Lavalle was edged aside by a florid man holding a tape recorder.

“Madame, Hans Schultz. Der Spiegel. It is said that you are here today for a personal reason. Is that correct?”

Before I could answer, another reporter backed into me and shoved a microphone in front of Joe’s face.

“Nigel Warwick, sir. BBC. I’ve followed your career, Mr. Molinari. FBI, Homeland Security, CIA. Are you representing government interests today?”

Cameramen moved in.

“My wife and I are here as private citizens,” Joe snapped, turning his back, putting his arm around me, and sheltering me from the rain.

We pressed on toward the entrance and had almost reached it when I felt a hand on my sleeve. I turned, prepared to shake off a reporter, but it was Anna. Her face was shadowed by the hood of her coat, but I could see that her eyes were swollen from crying.

My eyes watered, too.

I reached out to her, and she hugged me very hard, then hugged Joe.

When they separated, I said, “Trust me. This is the right thing to do.”

She said, “I do trust you, Lindsay, and I trust Joe. But I know the system. Even in this courtroom, justice will not be done. This has been my experience. Americans put faith in justice. We do not.”

The mob of press, along with dozens of other interested parties, closed in and pushed us forward. Joe gripped my hand.

I said to my husband, “If this goes wrong, it’s going to break my heart.”

 

 

FIVE YEARS EARLIER

 

 

CHAPTER 1

 

 

Anna zipped up a lightweight jacket over her sweater and slacks, wrapped a scarf over her hair, and tied it under her chin to hide the hand-size burn scar on the left side of her face.

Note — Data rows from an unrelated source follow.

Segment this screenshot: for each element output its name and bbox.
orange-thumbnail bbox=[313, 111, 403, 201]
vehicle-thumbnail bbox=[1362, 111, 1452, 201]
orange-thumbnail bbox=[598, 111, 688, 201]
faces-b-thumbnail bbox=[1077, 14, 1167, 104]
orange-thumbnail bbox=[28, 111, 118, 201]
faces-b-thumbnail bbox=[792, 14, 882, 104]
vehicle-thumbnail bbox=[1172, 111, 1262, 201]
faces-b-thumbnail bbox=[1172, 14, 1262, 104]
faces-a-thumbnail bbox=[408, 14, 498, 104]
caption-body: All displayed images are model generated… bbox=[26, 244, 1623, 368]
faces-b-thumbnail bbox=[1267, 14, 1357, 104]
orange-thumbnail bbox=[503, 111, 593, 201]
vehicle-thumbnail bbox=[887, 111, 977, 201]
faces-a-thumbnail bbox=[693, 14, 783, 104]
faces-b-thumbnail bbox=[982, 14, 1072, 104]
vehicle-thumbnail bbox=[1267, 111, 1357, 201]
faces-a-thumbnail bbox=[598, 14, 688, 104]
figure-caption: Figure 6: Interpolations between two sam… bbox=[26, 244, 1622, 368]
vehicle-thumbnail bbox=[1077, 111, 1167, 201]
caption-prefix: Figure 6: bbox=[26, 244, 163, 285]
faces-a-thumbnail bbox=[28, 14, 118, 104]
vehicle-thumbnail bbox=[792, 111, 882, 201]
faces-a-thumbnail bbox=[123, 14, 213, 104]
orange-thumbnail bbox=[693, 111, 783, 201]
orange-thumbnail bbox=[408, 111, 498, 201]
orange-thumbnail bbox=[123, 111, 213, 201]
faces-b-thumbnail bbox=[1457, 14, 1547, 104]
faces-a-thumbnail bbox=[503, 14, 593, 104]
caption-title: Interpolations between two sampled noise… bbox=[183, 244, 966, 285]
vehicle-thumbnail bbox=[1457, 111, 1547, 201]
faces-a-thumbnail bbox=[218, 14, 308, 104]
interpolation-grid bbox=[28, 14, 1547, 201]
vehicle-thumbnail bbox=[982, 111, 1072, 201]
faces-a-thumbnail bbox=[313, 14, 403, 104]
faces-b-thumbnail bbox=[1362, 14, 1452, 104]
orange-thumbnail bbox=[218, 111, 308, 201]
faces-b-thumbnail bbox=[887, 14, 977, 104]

She had to shop for dinner before it got dark, and if she went by bike, she could slip through the rush-hour traffic. She slung her backpack across her shoulders, locked the door behind her, then bumped her bike down two flights of stairs from her studio apartment and out the front door into a mild sixty degrees. She carried the bike across the stoop to the street, where she mounted it and pushed off.

As she always did, she took in the beauty of the vast green-sward of Alamo Square Park across from her apartment on Fulton Street and felt truly lucky to be alive and here in America.

It never got old.

She passed the lovely old Victorian houses, San Francisco’s Painted Ladies, and turned right onto Fell Street, the straightaway that would take her to the grocery store. She rode several blocks before pulling up at an intersection. Waiting for the light to turn green, Anna saw something that she knew just couldn’t be.

A large, florid man smoking a cigar was coming down the steps of one of the Victorian homes. The sight of him was like a body blow, as if she’d been struck by a car.

Everything went black. Anna’s knees buckled, but even as the blood left her head, she dug deep, gripped the handle-bars, and steadied herself.

When she looked again, he was still there, pausing on the steps to relight his cigar, giving her seconds to make sure that she wasn’t hallucinating or having a psychotic break with reality. She could be mistaken.

Anna fixed her gaze on the devil puffing on his cigar. His hair was gray now. But his face hadn’t changed at all: same full lips, broad unlined brow, thick neck. And she would never forget the shape of his body, the way he walked—stiff and deliberate, like a bear on its hind legs.

It was Slobodan Petrović, a man seen in her night terrors and, before that, in real life.

Anna’s brain was on fire. Flickering images came into her mind: Petrović standing on the rubble of what had been an apartment house. He bent to hug a little girl, wrapped his arms around her before raising his beaming face to the crowd and the cameras. His voice was enthusiastic and kind.